Nastał przedświtowy okres, który do dnia dzisiejszego nie ma nazwy. To moment, w którym nie ma już nocy, ale nie ma też brzasku. Niebo podzielone na pół, miejscami jeszcze granatowe, jednak w większości błękitne. Keiko chciała przewrócić się na drugi bok, ale jako że zasnęła na zewnątrz jej głowa osunęła się z wystającego korzenia i na dzień dobry przywitała się z ziemią. Zła wymamrotała niezbyt wyraźniej salwę przekleństw, przeciągając się by wyprostować zdrętwiałe kości. Po głośnym ziewnięciu i przetarciu zaspanych oczy, dostrzegła Itachiego siedzącego przy ognisku, w pozycji, która wskazywała na to, że zasnął. Najwyraźniej zmęczenie ostatnią nocą na straży, musiało dać o sobie znać. Jednak szatynka zaciekawiona tą anomalią, — kto widział Uchihą, który przysnął na warcie —na paluszkach podeszła do niego, aby się upewnić, co do przypuszczeń. Zamknięte oczy, płytki oddech oraz głowa opuszczona na klatkę piersiową, tylko potwierdziły domysły.
— No, no. A cóż to jest za spanie na warcie? Za czyny trzeba ponieść konsekwencje. Nieprawdaż panie nie lubię nieodpowiedzialności? — mówiła sama do siebie obmyślając teraz szatański plan jak go zbudzić. Jednak zamiast drastycznej pobudki wpadła na lepszy plan, widząc wczorajsze ognisko z niedopalonymi kawałkami. — Węgiel — szepnęła uśmiechając się diabolicznie. Wzięła do ręki brudzący fragment drewna i maznęła nim po zewnętrznej stornie własnej dłoni, by sprawdzić czy dobrze się nim pisze. Po czym ostrożnie podeszła do Itachiego gdzie najdelikatniej jak tylko potrafiła wymalowała mu na czole wielki napis „UKE”. Ośmielona tym, że mężczyzna się nie zbudził, ani nawet nie drgnął, zabrała się za kolejne dzieła. Tworząc wielkie kreskówkowe wąsy, rysując coś, co miało być owcą, ale tak naprawdę wyglądało jak dziecięca chmurka z czterema kreseczkami, zamiast nóg oraz z piłką z kropkami i uszami. No cóż, talentu do rysowania nie miała, z resztą pole do popisu ograniczało się do zaledwie policzka. Na drugim znalazły się słowa „Kocham Owieczkę”. A na sam koniec, wielka czarna kropa na czubku nosa. Niebywale szczęśliwa ze swego genialnego pomysłu, szybciutko czmychnęła do namiotu, aby udawać, że spała tam całą noc, a twarz Itachiego to nie jej robota.  Leżała pod kocem nie mogąc się doczekać aż obudzi się pierwsza osoba. Jednak początkowy plan przybrał trochę inną drogę.  Gdy tak trwała w bezruchu nasłuchując, usłyszała zbliżające się kroki. Osoba cichuteńko, starając się robić to jak najbardziej bezgłośnie rozpięła zamek w namiocie wchodząc do środka. Dziewczyna ostrożnie uchyliła powieki rozpoznając w intruzie Takeshiego, który grzebał w jej rzeczach.

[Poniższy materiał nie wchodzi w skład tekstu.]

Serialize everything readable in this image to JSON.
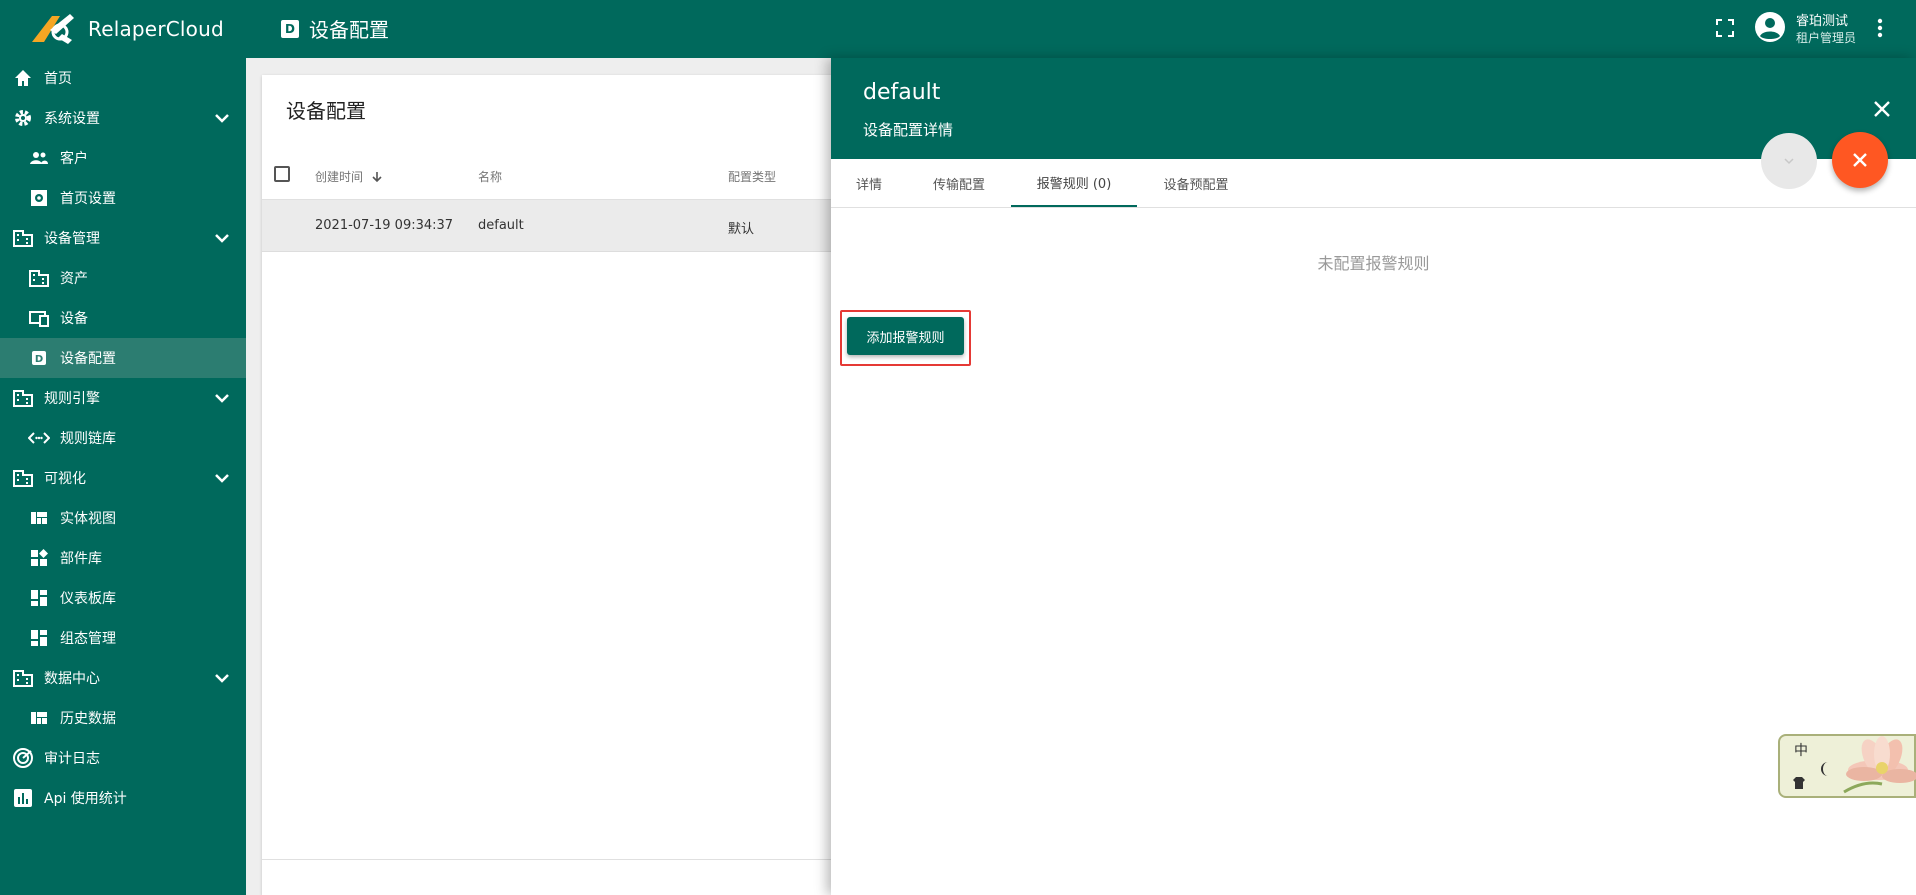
{
  "app": {
    "brand": "RelaperCloud"
  },
  "header": {
    "page_badge": "D",
    "page_title": "设备配置",
    "user": {
      "name": "睿珀测试",
      "role": "租户管理员"
    }
  },
  "sidebar": {
    "items": [
      {
        "label": "首页",
        "icon": "home-icon"
      },
      {
        "label": "系统设置",
        "icon": "gear-icon",
        "expandable": true
      },
      {
        "label": "客户",
        "icon": "people-icon"
      },
      {
        "label": "首页设置",
        "icon": "settings-box-icon"
      },
      {
        "label": "设备管理",
        "icon": "building-icon",
        "expandable": true
      },
      {
        "label": "资产",
        "icon": "building-icon"
      },
      {
        "label": "设备",
        "icon": "devices-icon"
      },
      {
        "label": "设备配置",
        "icon": "device-profile-icon",
        "active": true
      },
      {
        "label": "规则引擎",
        "icon": "building-icon",
        "expandable": true
      },
      {
        "label": "规则链库",
        "icon": "code-icon"
      },
      {
        "label": "可视化",
        "icon": "building-icon",
        "expandable": true
      },
      {
        "label": "实体视图",
        "icon": "view-quilt-icon"
      },
      {
        "label": "部件库",
        "icon": "widgets-icon"
      },
      {
        "label": "仪表板库",
        "icon": "dashboard-icon"
      },
      {
        "label": "组态管理",
        "icon": "dashboard-icon"
      },
      {
        "label": "数据中心",
        "icon": "building-icon",
        "expandable": true
      },
      {
        "label": "历史数据",
        "icon": "view-quilt-icon"
      },
      {
        "label": "审计日志",
        "icon": "track-changes-icon"
      },
      {
        "label": "Api 使用统计",
        "icon": "chart-icon"
      }
    ]
  },
  "main": {
    "title": "设备配置",
    "columns": [
      "创建时间",
      "名称",
      "配置类型"
    ],
    "rows": [
      {
        "created": "2021-07-19 09:34:37",
        "name": "default",
        "type": "默认"
      }
    ]
  },
  "drawer": {
    "title": "default",
    "subtitle": "设备配置详情",
    "tabs": [
      "详情",
      "传输配置",
      "报警规则 (0)",
      "设备预配置"
    ],
    "active_tab": "报警规则 (0)",
    "empty_message": "未配置报警规则",
    "add_button": "添加报警规则"
  },
  "ime": {
    "char": "中"
  },
  "colors": {
    "primary": "#00695c",
    "accent": "#ff5722",
    "highlight": "#e53935"
  }
}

— Ona musi tu coś mieć — mamrotał przeczesując dokładnie torbę, nawet zaglądając do kieszeń w ciuchach. Keiko tylko nieznacznie się skrzywiła dalej udając, że śpi. Domyślała się, że będzie chciał jej przeszukać rzeczy, ale jednak to chamskie, grzebać w prywatnym bagażu członka drużyny.  — Cholera — rzucił wpychając ubrania bez ładu i składu do torby. I on uważa, że nie widać różnicy? Przecież każdy na pierwszy rzut oka rozpozna, że ktoś grzebał w rzeczach. Jednak Akaibe nie starał się zakryć swojego nielegalnego pobytu w namiocie. Wyszedł głośno zasuwając zamek zły, że niego nie znalazł. Zaś Keiko się spokojnie mogła uśmiechnąć zadowolona z tego, że przewidziała jego poczynania.
Czas płynął a na zewnątrz dalej panowała cisza. Lecz w pewnym momencie znów ktoś rozsunął zamek w namiocie, tym razem nie starając się robić tego po cichu.
— Wstawajcie! — krzyknął Itachi na tyle głośno by obudzić resztę. — Jest już późno, a do Konohy jeszcze daleko — mówił rozpinając suwaki w pozostałych namiotach.
— Nie musisz robić tyle hałasu — mruczał Takeshi wygrzebując się ze swojego tymczasowego schronienia.  Keiko usłyszawszy, że reszta wyszła już z namiotów, również postanowiła to uczynić, nie mogą przegapić miny Itachiego, kiedy dowie się, co ma na twarzy.
— Raczej po tobie spodziewałam się roli seme, ale jak widać pozory mylą — rzekła blondynka komentując pierwsze, co zobaczyła na twarzy bruneta. — Tylko zdecyduje się czy wolisz chłopaków czy owce — dorzuciła dostrzegając resztę działa, rozbawiona talentem rysunkowym, który został zademonstrowany na policzku. — Jednego i drugiego nie można mieć.
— Kandydujesz na półgłówka roku? — rzucił złośliwe Takeshi wściekły na cały świat, za brak poparcie oraz dowodów w tezie o szpiegostwie szatynki.
— A to, co? Twoje barwy szczęścia, z powodu powrotu Keiko? — zapytał Sasuke z wrednością, która ciekła z każdego słowa. Nie mógł, mimo umowy powstrzymać się przed tą, chociaż jedną uwagą.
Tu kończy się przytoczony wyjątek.